Whatever we do, it should be explicitly defined in the spec.
Comment 1 Glenn Adams 2014-10-15 23:01:09 UTC
That is like asking what do if UA crashes. I believe this question is out of scope.
Comment 2 Chris Pearce 2014-10-15 23:06:45 UTC
No it is not. Our EME plugins run out of process, so if they crash we don't. What should we do when they crash?
Comment 3 Glenn Adams 2014-10-15 23:26:28 UTC
(In reply to Chris Pearce from comment #2)
> No it is not.

From looking at the inside of your UA it may seem so, but looking from the outside app, I would not agree.

> Our EME plugins run out of process, so if they crash we don't.
> What should we do when they crash?

The fact that you run EME out of process is an implementation detail of your UA. It seems more like behavior that would be defined in a contract between your UA and your CDM mechanism, a contract that EME should be silent about (IMO).
Comment 4 David Dorwin 2014-10-15 23:28:59 UTC
This might be better phrased as "when the CDM fails or becomes unresponsive." Since the CDM is a separate entity in the spec and many implementations, this could be a real possibility. This should also cover cases where the "context" is lost, such as on some mobile platforms when the device goes to sleep.

For contrast/comparison: The HTML5 spec does not way what to do when a hardware video decoder fails, but there is a generic mechanism for reporting decode errors:
  MEDIA_ERR_DECODE (numeric value 3)
    An error of some description occurred while decoding the media resource, after the resource was established to be usable.

We may want to identify a similar mechanism. For example, maybe the first paragraph of the Session Close algorithm section should be broadened. The Encrypted Block Encountered algorithm should already cover the behavior resulting from the keys being unavailable.
Comment 5 Glenn Adams 2014-10-15 23:36:14 UTC
(In reply to David Dorwin from comment #4)
> This might be better phrased as "when the CDM fails or becomes
> unresponsive." Since the CDM is a separate entity in the spec and many
> implementations, this could be a real possibility. This should also cover
> cases where the "context" is lost, such as on some mobile platforms when the
> device goes to sleep.
> 
> For contrast/comparison: The HTML5 spec does not way what to do when a
> hardware video decoder fails, but there is a generic mechanism for reporting
> decode errors:
>   MEDIA_ERR_DECODE (numeric value 3)
>     An error of some description occurred while decoding the media resource,
> after the resource was established to be usable.
> 
> We may want to identify a similar mechanism. For example, maybe the first
> paragraph of the Session Close algorithm section should be broadened. The
> Encrypted Block Encountered algorithm should already cover the behavior
> resulting from the keys being unavailable.

that sounds reasonable
Comment 6 Joe Steele 2014-10-17 01:01:21 UTC
(In reply to David Dorwin from comment #4)
> This might be better phrased as "when the CDM fails or becomes
> unresponsive." Since the CDM is a separate entity in the spec and many
> implementations, this could be a real possibility. This should also cover
> cases where the "context" is lost, such as on some mobile platforms when the
> device goes to sleep.
> 
> For contrast/comparison: The HTML5 spec does not say what to do when a
> hardware video decoder fails, but there is a generic mechanism for reporting
> decode errors:
>   MEDIA_ERR_DECODE (numeric value 3)
>     An error of some description occurred while decoding the media resource,
> after the resource was established to be usable.
> 
> We may want to identify a similar mechanism. For example, maybe the first
> paragraph of the Session Close algorithm section should be broadened. The
> Encrypted Block Encountered algorithm should already cover the behavior
> resulting from the keys being unavailable.

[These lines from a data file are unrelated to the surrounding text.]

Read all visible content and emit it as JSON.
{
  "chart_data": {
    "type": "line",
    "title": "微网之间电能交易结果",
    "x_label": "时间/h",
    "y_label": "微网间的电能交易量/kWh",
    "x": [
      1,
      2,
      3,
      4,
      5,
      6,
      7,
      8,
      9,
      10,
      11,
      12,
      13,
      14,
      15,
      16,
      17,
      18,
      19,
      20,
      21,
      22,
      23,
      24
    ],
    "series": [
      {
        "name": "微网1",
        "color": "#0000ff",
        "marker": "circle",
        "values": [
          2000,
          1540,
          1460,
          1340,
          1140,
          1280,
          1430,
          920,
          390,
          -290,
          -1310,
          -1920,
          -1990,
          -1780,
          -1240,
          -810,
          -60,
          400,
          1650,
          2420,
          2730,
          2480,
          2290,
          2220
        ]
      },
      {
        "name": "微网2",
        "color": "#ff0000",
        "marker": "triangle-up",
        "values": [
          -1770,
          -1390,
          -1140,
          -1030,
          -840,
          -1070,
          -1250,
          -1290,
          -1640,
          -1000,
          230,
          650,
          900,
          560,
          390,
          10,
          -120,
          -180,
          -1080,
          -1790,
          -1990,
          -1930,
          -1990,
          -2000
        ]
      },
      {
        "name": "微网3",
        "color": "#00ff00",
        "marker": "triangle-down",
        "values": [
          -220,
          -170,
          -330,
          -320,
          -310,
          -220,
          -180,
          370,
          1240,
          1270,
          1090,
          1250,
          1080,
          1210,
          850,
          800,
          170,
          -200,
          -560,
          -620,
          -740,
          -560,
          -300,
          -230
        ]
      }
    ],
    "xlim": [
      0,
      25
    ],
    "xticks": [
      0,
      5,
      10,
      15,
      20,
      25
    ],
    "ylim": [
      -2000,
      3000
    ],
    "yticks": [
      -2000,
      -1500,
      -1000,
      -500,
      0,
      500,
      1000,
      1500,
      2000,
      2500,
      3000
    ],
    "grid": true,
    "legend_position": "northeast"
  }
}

I think the idea is right and I would expect both things to happen, i.e. a MEDIA_ERR_DECODE to be reported and the Session Close algorithm to run. The app could catch the error and respond appropriately then. 

However we may need more. In some cases the MediaKeys object itself may no longer be valid. Currently we don't have a MediaKeys Close algorithm defined. I think we may need that as well, to inform the application that it needs to go through the Key System selection again.
Comment 7 David Dorwin 2014-10-20 22:43:20 UTC
(In reply to Joe Steele from comment #6)
> (In reply to David Dorwin from comment #4)
> > This might be better phrased as "when the CDM fails or becomes
> > unresponsive." Since the CDM is a separate entity in the spec and many
> > implementations, this could be a real possibility. This should also cover
> > cases where the "context" is lost, such as on some mobile platforms when the
> > device goes to sleep.
> > 
> > For contrast/comparison: The HTML5 spec does not say what to do when a
> > hardware video decoder fails, but there is a generic mechanism for reporting
> > decode errors:
> >   MEDIA_ERR_DECODE (numeric value 3)
> >     An error of some description occurred while decoding the media resource,
> > after the resource was established to be usable.
> > 
> > We may want to identify a similar mechanism. For example, maybe the first
> > paragraph of the Session Close algorithm section should be broadened. The
> > Encrypted Block Encountered algorithm should already cover the behavior
> > resulting from the keys being unavailable.
> 
> I think the idea is right and I would expect both things to happen, i.e. a
> MEDIA_ERR_DECODE to be reported and the Session Close algorithm to run. The
> app could catch the error and respond appropriately then. 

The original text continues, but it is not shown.